6. Network business interruption
Disaster recovery plans are meant to shield a business from significant disruption to operations. There may however be circumstances where it takes hours, days, or even weeks for the disaster recovery process to kick in and operations to be restored. For a business, such extended disruption can inflict huge losses thanks to lost sales and the cost of restoring normalcy. The insurance cover seeks to compensate the business for these losses.
However, thanks to the expansive and relatively unpredictable nature of the aggregate exposure and costs of a single disruption, some insurers are reluctant to cover this.
7. Physical damage
A cyberattack can cause physical damage to property and equipment. Think about a malware infection that interferes with the power grid or hacking that compromises a data center’s cooling system. It doesn’t help that, with the Internet of Things (IoT) gaining traction, a growing number of ordinary home and office appliances are connected to the web and can be hijacked for nefarious purposes by a third party.
Cybersecurity insurance policies that cover the cost of physical damage following a cyberattack remain relatively rare. This is, however, likely to change thanks in large part to the proliferation of IoT devices.
8. Reputational damage
Reputation is often the most long-lasting repercussion of a cybersecurity breach. Its effects can linger long after the incident has been resolved. A diminished reputation would see a growth in customer churn or a decline in business revenue. Companies can cover these costs through a cybersecurity insurance policy. This is on condition that the loss of reputation is directly attributable to the breach event. Difficulty in establishing the link is why this cover is viewed as insurable but with constraints.
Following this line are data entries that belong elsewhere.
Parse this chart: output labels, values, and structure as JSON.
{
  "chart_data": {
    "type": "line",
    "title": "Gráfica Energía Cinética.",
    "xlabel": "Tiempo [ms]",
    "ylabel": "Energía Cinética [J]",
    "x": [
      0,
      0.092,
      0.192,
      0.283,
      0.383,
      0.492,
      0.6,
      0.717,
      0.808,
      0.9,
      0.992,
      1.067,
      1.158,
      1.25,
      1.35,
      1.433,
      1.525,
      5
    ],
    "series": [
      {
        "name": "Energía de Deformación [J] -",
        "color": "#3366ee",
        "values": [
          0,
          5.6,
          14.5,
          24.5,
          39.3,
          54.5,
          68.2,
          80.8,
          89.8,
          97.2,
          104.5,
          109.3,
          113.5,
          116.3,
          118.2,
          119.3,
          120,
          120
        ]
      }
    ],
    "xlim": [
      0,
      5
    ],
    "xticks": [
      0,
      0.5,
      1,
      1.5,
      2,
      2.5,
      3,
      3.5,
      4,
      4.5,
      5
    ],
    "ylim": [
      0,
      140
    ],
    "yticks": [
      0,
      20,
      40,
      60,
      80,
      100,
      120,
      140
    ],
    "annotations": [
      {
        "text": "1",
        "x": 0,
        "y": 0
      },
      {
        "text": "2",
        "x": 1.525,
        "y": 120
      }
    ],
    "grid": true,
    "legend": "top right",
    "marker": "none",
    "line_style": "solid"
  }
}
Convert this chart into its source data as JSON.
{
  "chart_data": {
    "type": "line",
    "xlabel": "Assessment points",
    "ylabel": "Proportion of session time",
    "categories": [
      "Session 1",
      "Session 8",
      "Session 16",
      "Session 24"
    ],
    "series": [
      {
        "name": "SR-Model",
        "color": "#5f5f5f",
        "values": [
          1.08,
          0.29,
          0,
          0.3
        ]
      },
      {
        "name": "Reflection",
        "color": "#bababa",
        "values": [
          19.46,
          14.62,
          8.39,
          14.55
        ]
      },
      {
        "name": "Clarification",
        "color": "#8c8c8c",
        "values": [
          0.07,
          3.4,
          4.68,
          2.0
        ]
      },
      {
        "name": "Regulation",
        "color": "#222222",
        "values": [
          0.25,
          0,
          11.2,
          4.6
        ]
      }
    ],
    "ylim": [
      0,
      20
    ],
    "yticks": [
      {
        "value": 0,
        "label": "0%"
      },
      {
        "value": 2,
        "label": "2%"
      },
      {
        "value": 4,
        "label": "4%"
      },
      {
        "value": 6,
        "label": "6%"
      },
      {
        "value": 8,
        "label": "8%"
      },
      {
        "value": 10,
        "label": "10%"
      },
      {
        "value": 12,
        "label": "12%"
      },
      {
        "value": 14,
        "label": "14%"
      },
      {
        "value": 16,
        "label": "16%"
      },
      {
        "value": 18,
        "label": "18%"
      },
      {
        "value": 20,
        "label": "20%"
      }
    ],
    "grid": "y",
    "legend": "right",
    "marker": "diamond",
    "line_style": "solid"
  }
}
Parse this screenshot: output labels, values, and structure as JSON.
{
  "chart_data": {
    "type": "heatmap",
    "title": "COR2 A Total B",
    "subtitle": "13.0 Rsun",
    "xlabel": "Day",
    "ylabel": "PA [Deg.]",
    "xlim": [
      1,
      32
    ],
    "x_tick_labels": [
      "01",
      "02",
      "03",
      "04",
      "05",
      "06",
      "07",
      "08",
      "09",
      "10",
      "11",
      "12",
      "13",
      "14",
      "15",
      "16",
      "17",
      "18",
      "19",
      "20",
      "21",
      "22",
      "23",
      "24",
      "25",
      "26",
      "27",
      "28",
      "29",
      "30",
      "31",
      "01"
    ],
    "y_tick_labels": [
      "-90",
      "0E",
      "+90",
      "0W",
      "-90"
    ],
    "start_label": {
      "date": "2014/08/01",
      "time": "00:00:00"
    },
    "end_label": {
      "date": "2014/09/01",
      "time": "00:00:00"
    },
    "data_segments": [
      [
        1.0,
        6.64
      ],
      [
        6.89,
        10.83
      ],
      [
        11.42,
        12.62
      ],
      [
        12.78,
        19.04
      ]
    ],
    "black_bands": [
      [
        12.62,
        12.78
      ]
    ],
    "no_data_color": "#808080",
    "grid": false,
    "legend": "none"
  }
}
risks that remain difficult to insure
Some cybersecurity risks are difficult to insure against. These include the following:
Industrial espionage and intellectual property theft
Insurers shy away from providing coverage for the direct losses caused by industrial espionage and intellectual property theft. These include losses due to the compromised intellectual property asset or the fall in market share. The losses are not only difficult to prove but quantifying them is extremely complex. However, some cybersecurity insurance policies will cover the cost of pursuing claims from the third parties responsible for or benefiting from the theft of the business’s intellectual property.
Death and injury
We mentioned earlier how some cyberattacks could cause damage to physical property. Other than the threat to inanimate objects, humans could also be hurt or killed in the process. This risk is considered as uninsurable under a standalone cybersecurity insurance policy simply because it’s already covered by other liability insurance products. A market for standalone cybersecurity insurance of death and bodily injury caused by a cyberattack may, however, emerge if there’s a greater frequency in the application of cybersecurity-related exclusions to general liability policies.
Cybersecurity insurance as a powerful defense weapon
In the World Economic Forum’s Global Risks Report 2018, cybersecurity was identified as one of the top five risks facing organizations and governments across the world. This was in the wake of massive cyberattacks and data breaches that only seem to intensify in their scale and sophistication with each passing year.
One positive effect of this fast-changing threat landscape is organizations have not only become more aware of the cybersecurity risks they face but are compelled to explore a broad range of tools to bolster their resilience. Cybersecurity insurance solutions are one such tool. Cybersecurity insurance policies are not uniform. To be truly effective, technology executives must tailor them to the organization’s size, sector, culture, and depth of digitalization.